Ensure the following packages are installed before running the script:

  • opencv-python: Image processing library
  • pytesseract: OCR (Optical Character Recognition) tool
  • Pillow: Image processing library for opening, manipulating, and saving many different image file formats
  • tqdm: Progress bar for iteration
  • python-docx: Library for creating and updating Word documents
  • All the requirements can be found in the file requirements.txt and the sudo commands that should be installed can be found in this file

External Dependencies and Commands

  • Additional system dependencies and commands are provided in the comments at the beginning of the script.
  • These include updating the system, installing necessary libraries, setting up Tesseract OCR, and installing required Python packages.

Script Workflow

1. Rotate Image Function (rotate_image):

  • Takes an image and a rotation angle in degrees.
  • Applies rotation to the image using OpenCV's warpAffine function.
  • Returns the rotated image.

2. Resize Image Function (resize_image):

  • Takes an image and a scale factor.
  • Resizes the image while maintaining the original aspect ratio.
  • Returns the resized image.

3. Text Extraction Function (extract_text):

  • Uses pytesseract to extract text from an image.
  • Returns the extracted text.

4. Add Image to Document Function (add_image_to_doc):

  • Takes a Word document (doc), image path, image name, extracted text, rotated image, and rotation angle.
  • Sanitizes text to remove problematic characters.
  • Adds a paragraph to the document with image name, rotation angle, and sanitized text.
  • Resizes the rotated image, converts it to a format suitable for Word (PIL to BytesIO), and adds it to the document.
  • Adds a line break between images.

5. Main Function (main):

  • Accepts a folder path as a command-line argument.
  • Verifies the existence of the folder.
  • Gets a list of image files in the folder.
  • Initializes a Word document.
  • Iterates through each image, rotating it at 90-degree intervals and extracting text.
  • Saves the Word document with processed information on the desktop.

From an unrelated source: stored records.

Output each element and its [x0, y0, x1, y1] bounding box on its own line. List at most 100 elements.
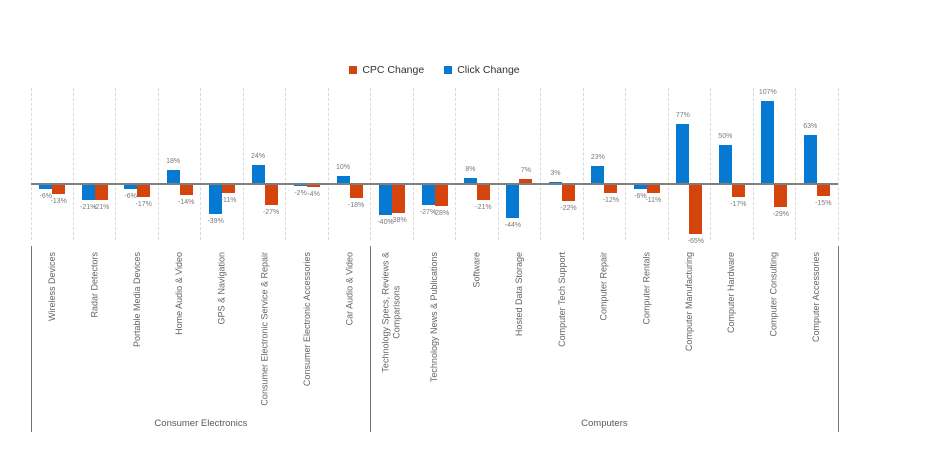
bar-cpc-change[interactable]: [434, 184, 448, 206]
data-label: -21%: [475, 204, 492, 212]
bar-cpc-change[interactable]: [264, 184, 278, 205]
data-label: -6%: [39, 192, 52, 200]
data-label: 77%: [675, 112, 690, 120]
bar-click-change[interactable]: [548, 181, 562, 184]
data-label: -22%: [560, 205, 577, 213]
category-label: Technology Specs, Reviews & Comparisons: [381, 252, 403, 373]
data-label: -12%: [602, 197, 620, 205]
group-separator: [370, 246, 372, 432]
bar-click-change[interactable]: [676, 124, 690, 184]
data-label: 63%: [803, 123, 818, 131]
bar-click-change[interactable]: [506, 184, 520, 219]
bar-click-change[interactable]: [761, 100, 775, 184]
bar-cpc-change[interactable]: [392, 184, 406, 214]
data-label: -28%: [432, 209, 450, 217]
category-gridline: [710, 88, 712, 240]
data-label: 18%: [166, 158, 181, 166]
data-label: -38%: [390, 217, 407, 225]
data-label: 24%: [251, 153, 266, 161]
bar-cpc-change[interactable]: [774, 184, 788, 207]
group-separator: [837, 246, 839, 432]
category-gridline: [540, 88, 542, 240]
data-label: -6%: [634, 192, 647, 200]
bar-click-change[interactable]: [591, 166, 605, 184]
bar-click-change[interactable]: [251, 165, 265, 184]
bar-click-change[interactable]: [718, 145, 732, 184]
data-label: -17%: [135, 201, 152, 209]
bar-cpc-change[interactable]: [94, 184, 108, 201]
data-label: -39%: [207, 218, 224, 226]
data-label: -4%: [307, 191, 320, 199]
data-label: -6%: [124, 192, 137, 200]
bar-click-change[interactable]: [124, 184, 138, 189]
category-label: Consumer Electronic Accessories: [301, 252, 312, 387]
category-label: Hosted Data Storage: [513, 252, 524, 337]
data-label: -29%: [772, 210, 789, 218]
category-label: Technology News & Publications: [429, 252, 439, 383]
bar-cpc-change[interactable]: [646, 184, 660, 193]
bar-click-change[interactable]: [166, 170, 180, 184]
bar-cpc-change[interactable]: [519, 178, 533, 184]
bar-cpc-change[interactable]: [222, 184, 236, 193]
group-separator: [30, 246, 32, 432]
legend-item-cpc_change[interactable]: CPC Change: [349, 64, 424, 76]
category-label: Computer Rentals: [641, 252, 652, 325]
data-label: 3%: [550, 169, 561, 177]
category-label: Home Audio & Video: [174, 252, 185, 335]
data-label: -21%: [80, 204, 97, 212]
data-label: -21%: [93, 204, 110, 212]
bar-cpc-change[interactable]: [731, 184, 745, 198]
category-label: Radar Detectors: [89, 252, 100, 318]
category-label: Computer Manufacturing: [683, 252, 694, 352]
data-label: 50%: [718, 133, 733, 141]
category-gridline: [625, 88, 627, 240]
category-gridline: [837, 88, 839, 240]
category-label: Computer Consulting: [768, 252, 779, 337]
category-gridline: [72, 88, 74, 240]
category-label: GPS & Navigation: [216, 252, 227, 325]
bar-click-change[interactable]: [81, 184, 95, 201]
category-gridline: [667, 88, 669, 240]
bar-cpc-change[interactable]: [307, 184, 321, 188]
data-label: -18%: [347, 201, 365, 209]
bar-cpc-change[interactable]: [349, 184, 363, 198]
legend-item-click_change[interactable]: Click Change: [444, 64, 520, 76]
category-label: Computer Accessories: [811, 252, 822, 343]
category-gridline: [242, 88, 244, 240]
group-label: Consumer Electronics: [154, 418, 248, 429]
bar-cpc-change[interactable]: [604, 184, 618, 194]
bar-click-change[interactable]: [633, 184, 647, 189]
bar-cpc-change[interactable]: [689, 184, 703, 235]
bar-click-change[interactable]: [803, 135, 817, 184]
bar-cpc-change[interactable]: [52, 184, 66, 195]
bar-click-change[interactable]: [39, 184, 53, 189]
data-label: 107%: [758, 88, 777, 96]
bar-click-change[interactable]: [379, 184, 393, 216]
category-gridline: [30, 88, 32, 240]
category-gridline: [370, 88, 372, 240]
legend-swatch-click_change: [444, 66, 453, 74]
category-gridline: [412, 88, 414, 240]
category-label: Computer Hardware: [726, 252, 737, 334]
bar-cpc-change[interactable]: [137, 184, 151, 198]
category-gridline: [582, 88, 584, 240]
data-label: -44%: [504, 222, 522, 230]
bar-click-change[interactable]: [421, 184, 435, 205]
category-label: Wireless Devices: [46, 252, 57, 322]
data-label: -40%: [377, 219, 394, 227]
bar-click-change[interactable]: [463, 177, 477, 184]
category-gridline: [327, 88, 329, 240]
category-gridline: [200, 88, 202, 240]
data-label: 10%: [336, 164, 351, 172]
bar-cpc-change[interactable]: [179, 184, 193, 195]
category-gridline: [455, 88, 457, 240]
category-label: Consumer Electronic Service & Repair: [259, 252, 270, 406]
x-axis-line: [31, 183, 838, 185]
bar-cpc-change[interactable]: [561, 184, 575, 202]
bar-cpc-change[interactable]: [476, 184, 490, 201]
bar-cpc-change[interactable]: [816, 184, 830, 196]
data-label: -17%: [730, 201, 747, 209]
bar-click-change[interactable]: [209, 184, 223, 215]
bar-click-change[interactable]: [336, 176, 350, 184]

6. Command-Line Execution:

  • The script can be executed from the command line with the folder path as an argument.
  • Example: python script.py /path/to/image/folder

Notes

  • The script may display an error message related to XML compatibility. It handles this issue by modifying the add_image_to_doc function.
  • The script saves the Word document on the desktop with the folder name and "_word.docx" appended.
  • Images are not cropped to fit the original dimensions but are adapted to their new size when added to the Word document.
  • The script provides a progress bar using tqdm.
  • The execution time is printed at the end of the script.